Sebenarnya Siska masih marah. Pagi ini berita Juna resign berembus kencang di kantor. Menggemparkan banyak karyawan. Tak terhitung berapa karyawan yang merangkap sebagai fans Juna mendadak patah hati. Mempertanyakan alasan kenapa Juna sampai resign. Mereka lihat sendiri bagaimana Juna nyaman dengan pekerjaan. Selama ini tidak pernah ada masalah. Di mata mereka istilah sarat-prestasi-minim-sensasi melekat erat pada diri Juna.
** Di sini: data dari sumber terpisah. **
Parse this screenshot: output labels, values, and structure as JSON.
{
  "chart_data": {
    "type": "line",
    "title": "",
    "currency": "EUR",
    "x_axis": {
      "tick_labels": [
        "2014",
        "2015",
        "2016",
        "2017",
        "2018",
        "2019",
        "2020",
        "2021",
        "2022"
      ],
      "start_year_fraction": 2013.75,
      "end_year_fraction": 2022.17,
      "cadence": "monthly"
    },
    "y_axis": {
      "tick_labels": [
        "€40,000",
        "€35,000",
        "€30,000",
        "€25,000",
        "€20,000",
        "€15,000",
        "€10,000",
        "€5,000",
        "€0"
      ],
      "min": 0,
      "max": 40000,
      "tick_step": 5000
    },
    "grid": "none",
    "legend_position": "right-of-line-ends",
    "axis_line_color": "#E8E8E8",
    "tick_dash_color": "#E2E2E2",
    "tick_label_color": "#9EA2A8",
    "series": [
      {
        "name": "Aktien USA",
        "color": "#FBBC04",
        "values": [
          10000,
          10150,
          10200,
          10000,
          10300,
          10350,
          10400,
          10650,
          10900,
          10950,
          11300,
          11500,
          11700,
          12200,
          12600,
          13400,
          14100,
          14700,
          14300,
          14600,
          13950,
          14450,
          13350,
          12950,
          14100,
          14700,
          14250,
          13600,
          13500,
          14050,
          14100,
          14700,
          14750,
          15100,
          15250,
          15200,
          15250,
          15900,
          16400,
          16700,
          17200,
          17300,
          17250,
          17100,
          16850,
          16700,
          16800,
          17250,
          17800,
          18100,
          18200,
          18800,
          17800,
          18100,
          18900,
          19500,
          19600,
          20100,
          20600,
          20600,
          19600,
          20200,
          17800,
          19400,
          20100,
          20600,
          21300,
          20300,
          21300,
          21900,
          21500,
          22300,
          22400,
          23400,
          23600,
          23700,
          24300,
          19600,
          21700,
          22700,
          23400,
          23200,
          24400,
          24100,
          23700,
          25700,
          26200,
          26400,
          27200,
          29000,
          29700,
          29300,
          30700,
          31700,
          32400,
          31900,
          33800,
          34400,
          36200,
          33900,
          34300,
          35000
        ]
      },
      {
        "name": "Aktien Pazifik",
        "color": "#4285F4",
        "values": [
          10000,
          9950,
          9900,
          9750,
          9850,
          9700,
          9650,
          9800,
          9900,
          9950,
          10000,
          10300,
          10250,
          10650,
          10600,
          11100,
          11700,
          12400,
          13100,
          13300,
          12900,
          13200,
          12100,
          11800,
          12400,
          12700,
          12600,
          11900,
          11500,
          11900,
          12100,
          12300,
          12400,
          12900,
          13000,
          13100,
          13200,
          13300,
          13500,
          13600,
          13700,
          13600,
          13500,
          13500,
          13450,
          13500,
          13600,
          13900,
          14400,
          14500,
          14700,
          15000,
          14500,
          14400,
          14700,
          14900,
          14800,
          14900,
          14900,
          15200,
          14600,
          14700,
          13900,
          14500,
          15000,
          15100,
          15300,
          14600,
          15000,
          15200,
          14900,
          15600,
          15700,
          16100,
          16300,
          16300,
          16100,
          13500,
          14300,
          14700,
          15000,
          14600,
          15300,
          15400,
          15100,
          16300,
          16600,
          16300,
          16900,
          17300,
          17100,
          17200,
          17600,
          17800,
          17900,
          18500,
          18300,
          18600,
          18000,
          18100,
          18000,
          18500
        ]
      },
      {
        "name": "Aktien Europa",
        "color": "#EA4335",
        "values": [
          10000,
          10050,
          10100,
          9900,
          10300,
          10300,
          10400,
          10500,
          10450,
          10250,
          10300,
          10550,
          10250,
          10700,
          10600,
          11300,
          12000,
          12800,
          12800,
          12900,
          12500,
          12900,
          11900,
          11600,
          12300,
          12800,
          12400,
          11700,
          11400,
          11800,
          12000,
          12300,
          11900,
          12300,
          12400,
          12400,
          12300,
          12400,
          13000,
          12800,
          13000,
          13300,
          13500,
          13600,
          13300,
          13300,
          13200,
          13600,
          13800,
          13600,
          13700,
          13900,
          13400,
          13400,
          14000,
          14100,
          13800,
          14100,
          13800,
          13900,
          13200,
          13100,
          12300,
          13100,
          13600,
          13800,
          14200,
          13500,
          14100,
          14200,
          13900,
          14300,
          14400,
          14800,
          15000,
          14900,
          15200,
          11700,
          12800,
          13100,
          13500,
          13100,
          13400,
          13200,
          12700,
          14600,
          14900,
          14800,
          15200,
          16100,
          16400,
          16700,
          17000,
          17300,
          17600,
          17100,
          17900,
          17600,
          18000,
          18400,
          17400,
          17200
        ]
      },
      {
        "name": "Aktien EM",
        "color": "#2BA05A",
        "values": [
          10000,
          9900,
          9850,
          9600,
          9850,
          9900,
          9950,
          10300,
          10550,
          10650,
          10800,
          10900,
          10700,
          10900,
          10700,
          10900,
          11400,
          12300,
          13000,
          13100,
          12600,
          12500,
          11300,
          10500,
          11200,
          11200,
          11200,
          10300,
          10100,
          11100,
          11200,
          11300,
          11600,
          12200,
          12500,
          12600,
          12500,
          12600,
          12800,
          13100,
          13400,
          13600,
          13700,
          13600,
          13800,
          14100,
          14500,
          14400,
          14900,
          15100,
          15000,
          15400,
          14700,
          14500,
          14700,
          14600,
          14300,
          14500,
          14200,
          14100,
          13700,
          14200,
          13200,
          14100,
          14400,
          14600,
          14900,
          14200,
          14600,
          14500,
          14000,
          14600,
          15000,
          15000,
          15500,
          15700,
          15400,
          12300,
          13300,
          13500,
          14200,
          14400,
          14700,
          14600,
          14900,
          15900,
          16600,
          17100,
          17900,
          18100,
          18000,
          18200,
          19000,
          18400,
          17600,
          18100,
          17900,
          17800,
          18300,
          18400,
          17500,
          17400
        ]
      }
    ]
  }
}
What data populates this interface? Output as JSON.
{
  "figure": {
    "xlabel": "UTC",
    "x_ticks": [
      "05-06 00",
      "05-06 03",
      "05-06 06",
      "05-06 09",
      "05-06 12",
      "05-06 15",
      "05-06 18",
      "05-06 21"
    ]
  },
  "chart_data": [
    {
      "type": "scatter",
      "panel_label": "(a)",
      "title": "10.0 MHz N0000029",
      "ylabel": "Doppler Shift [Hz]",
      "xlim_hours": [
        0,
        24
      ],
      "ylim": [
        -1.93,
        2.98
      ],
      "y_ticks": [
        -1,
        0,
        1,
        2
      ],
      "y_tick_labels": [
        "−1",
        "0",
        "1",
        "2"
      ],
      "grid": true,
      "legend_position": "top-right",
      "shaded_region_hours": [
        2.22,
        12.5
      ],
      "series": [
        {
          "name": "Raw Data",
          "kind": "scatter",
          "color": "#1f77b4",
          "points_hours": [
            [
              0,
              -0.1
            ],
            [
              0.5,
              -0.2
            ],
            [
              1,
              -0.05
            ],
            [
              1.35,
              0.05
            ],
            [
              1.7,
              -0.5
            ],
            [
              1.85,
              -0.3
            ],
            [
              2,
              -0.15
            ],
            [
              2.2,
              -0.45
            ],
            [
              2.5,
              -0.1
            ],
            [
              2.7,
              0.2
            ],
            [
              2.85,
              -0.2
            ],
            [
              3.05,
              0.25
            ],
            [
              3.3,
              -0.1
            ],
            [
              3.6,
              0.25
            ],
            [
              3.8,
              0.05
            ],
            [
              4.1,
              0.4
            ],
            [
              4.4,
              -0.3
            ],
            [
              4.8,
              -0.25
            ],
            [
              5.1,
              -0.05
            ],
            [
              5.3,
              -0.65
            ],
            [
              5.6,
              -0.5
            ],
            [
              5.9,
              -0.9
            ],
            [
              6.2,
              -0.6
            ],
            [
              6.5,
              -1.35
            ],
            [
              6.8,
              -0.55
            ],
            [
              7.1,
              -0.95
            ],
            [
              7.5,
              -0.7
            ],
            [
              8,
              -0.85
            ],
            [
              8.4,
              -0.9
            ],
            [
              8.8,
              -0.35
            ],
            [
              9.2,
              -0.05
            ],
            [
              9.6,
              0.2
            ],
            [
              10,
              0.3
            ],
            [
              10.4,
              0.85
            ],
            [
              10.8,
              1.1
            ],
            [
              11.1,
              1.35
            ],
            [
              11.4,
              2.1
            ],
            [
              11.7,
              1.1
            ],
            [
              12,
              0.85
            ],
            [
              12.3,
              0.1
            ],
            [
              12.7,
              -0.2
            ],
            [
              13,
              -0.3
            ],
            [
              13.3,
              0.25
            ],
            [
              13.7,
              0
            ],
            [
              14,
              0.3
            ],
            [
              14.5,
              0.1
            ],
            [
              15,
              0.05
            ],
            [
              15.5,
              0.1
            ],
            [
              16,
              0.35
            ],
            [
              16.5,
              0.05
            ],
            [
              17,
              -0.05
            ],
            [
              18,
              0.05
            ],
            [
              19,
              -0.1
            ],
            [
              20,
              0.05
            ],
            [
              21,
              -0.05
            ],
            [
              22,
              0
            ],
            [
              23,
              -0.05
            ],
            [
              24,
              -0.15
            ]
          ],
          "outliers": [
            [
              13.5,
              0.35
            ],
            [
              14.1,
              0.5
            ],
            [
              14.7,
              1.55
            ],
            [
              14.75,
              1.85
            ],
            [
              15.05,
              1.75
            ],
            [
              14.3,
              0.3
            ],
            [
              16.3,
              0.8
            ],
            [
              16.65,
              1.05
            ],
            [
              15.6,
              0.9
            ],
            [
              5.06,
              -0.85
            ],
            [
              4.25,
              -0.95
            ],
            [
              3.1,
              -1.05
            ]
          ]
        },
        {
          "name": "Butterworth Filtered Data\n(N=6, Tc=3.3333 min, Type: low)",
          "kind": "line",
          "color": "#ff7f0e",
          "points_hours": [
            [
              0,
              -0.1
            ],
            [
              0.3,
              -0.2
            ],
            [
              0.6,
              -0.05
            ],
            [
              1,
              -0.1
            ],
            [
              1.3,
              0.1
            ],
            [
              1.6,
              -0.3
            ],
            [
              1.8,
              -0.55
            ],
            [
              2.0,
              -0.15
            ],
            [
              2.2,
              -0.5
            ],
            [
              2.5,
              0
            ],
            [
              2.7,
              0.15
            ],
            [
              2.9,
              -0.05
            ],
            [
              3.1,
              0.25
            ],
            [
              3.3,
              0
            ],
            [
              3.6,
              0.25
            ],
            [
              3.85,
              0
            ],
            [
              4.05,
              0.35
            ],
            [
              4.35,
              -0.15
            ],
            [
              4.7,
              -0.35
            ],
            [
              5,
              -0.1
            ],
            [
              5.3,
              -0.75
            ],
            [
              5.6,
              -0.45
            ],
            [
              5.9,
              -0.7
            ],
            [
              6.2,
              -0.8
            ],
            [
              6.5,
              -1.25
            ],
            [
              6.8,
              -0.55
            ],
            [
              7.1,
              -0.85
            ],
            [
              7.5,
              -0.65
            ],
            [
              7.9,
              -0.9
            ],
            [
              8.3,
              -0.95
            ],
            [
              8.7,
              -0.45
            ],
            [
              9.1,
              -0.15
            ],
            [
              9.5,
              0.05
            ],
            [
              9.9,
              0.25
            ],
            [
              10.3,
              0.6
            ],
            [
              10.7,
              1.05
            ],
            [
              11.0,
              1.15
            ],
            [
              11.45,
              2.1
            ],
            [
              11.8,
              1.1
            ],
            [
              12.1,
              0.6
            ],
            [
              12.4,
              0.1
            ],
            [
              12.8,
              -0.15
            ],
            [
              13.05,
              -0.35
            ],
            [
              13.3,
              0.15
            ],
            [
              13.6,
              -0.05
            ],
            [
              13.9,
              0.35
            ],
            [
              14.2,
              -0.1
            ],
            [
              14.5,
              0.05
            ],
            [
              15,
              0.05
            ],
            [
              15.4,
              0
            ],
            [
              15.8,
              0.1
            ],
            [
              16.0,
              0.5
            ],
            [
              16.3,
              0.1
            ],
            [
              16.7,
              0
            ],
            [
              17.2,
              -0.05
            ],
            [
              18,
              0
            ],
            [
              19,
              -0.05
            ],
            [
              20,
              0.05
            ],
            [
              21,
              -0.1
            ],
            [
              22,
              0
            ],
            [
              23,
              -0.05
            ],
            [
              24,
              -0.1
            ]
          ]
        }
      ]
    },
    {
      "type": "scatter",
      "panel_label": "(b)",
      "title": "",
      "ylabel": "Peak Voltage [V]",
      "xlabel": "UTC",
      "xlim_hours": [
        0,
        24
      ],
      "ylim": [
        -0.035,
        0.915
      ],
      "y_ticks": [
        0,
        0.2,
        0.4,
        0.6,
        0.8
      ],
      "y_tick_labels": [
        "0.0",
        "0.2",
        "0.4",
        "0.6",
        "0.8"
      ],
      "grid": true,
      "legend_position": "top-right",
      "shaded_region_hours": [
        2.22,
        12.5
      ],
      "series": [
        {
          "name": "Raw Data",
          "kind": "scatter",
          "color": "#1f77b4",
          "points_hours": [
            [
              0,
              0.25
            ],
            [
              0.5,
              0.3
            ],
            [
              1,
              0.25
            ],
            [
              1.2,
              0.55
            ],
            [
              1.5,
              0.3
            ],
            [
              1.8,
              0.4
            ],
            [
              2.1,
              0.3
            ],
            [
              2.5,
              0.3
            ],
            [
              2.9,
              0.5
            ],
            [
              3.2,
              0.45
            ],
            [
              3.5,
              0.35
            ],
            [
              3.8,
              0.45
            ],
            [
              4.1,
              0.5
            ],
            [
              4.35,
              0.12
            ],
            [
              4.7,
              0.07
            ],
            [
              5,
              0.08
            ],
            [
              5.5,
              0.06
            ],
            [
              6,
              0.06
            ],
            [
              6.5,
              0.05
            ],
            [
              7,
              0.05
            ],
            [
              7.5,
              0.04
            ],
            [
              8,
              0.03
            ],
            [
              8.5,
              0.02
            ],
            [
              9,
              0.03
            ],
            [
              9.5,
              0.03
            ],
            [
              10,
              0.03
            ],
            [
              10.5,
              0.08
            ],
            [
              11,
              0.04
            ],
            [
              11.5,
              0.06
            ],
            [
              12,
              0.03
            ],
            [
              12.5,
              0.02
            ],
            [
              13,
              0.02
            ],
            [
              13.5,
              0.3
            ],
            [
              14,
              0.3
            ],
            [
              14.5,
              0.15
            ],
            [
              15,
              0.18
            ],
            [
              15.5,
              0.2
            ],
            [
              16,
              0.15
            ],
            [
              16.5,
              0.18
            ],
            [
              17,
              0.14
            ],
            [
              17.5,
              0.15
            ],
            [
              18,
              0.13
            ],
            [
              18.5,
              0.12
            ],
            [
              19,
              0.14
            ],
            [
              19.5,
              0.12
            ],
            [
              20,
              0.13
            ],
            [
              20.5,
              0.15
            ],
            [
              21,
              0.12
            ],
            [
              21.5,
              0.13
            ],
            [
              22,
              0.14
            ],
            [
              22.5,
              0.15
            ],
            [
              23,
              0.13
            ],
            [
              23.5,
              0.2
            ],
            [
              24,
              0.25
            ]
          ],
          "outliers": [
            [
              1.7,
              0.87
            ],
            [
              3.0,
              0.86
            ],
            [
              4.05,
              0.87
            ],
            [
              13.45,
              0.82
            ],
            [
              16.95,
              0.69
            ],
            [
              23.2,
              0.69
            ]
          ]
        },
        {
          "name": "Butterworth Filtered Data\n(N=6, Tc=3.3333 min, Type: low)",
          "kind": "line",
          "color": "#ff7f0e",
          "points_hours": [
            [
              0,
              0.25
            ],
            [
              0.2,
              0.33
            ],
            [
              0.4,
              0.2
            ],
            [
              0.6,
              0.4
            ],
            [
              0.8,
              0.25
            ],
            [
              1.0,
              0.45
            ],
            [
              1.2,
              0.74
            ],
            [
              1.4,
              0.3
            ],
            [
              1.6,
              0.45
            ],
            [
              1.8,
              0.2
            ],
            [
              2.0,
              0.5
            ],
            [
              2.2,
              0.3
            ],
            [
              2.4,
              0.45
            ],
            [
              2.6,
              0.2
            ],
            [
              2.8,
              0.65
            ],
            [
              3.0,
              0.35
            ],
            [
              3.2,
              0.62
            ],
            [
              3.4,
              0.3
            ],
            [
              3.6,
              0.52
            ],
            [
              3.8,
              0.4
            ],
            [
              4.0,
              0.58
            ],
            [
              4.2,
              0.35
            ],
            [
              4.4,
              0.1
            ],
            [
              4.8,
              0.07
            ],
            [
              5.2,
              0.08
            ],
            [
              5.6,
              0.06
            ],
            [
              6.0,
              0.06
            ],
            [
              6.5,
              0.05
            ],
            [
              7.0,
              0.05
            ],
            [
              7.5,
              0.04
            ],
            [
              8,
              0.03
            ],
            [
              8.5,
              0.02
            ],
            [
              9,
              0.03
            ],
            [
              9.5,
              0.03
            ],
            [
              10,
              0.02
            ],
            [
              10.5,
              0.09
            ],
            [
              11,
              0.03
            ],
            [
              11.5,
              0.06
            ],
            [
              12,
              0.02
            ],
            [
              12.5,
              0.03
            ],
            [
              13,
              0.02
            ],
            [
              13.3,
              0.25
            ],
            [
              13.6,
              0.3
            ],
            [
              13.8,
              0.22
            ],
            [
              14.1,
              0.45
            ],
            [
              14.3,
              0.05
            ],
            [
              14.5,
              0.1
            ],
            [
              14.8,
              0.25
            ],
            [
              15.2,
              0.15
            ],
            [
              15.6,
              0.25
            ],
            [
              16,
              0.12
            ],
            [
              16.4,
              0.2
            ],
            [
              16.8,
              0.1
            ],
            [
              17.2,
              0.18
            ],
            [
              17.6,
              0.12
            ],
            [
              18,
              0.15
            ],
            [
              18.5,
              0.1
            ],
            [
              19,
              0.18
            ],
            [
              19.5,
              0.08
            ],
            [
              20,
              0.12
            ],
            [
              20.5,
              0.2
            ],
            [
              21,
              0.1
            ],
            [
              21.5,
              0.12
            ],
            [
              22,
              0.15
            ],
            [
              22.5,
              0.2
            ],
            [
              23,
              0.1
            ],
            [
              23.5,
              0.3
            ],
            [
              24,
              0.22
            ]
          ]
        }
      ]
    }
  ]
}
“Mereka ‘kan sohib gue, Sis.”
“Ya, ya, ya. Lupa.” Siska sedikit ketus. “Tapi kenapa sih, Bang? Gue sebagai asisten nyebelin ya? Gue ada salah yang nggak gue sadari dan itu cukup mengganggu? Bilang aja, Bang, biar gue introspeksi. Biar nggak keulang lagi.”
Juna menyesap kopinya. “Kinerja lo bagus, Siska. Nggak ada yang aneh-aneh. Gue resign karena ya memang mau nyoba hal baru. Bukan karena gue nggak nyaman sama rekan kerja atau masalah internal lainnya. Sesederhana gue mau cari suasana dan pengalaman baru.”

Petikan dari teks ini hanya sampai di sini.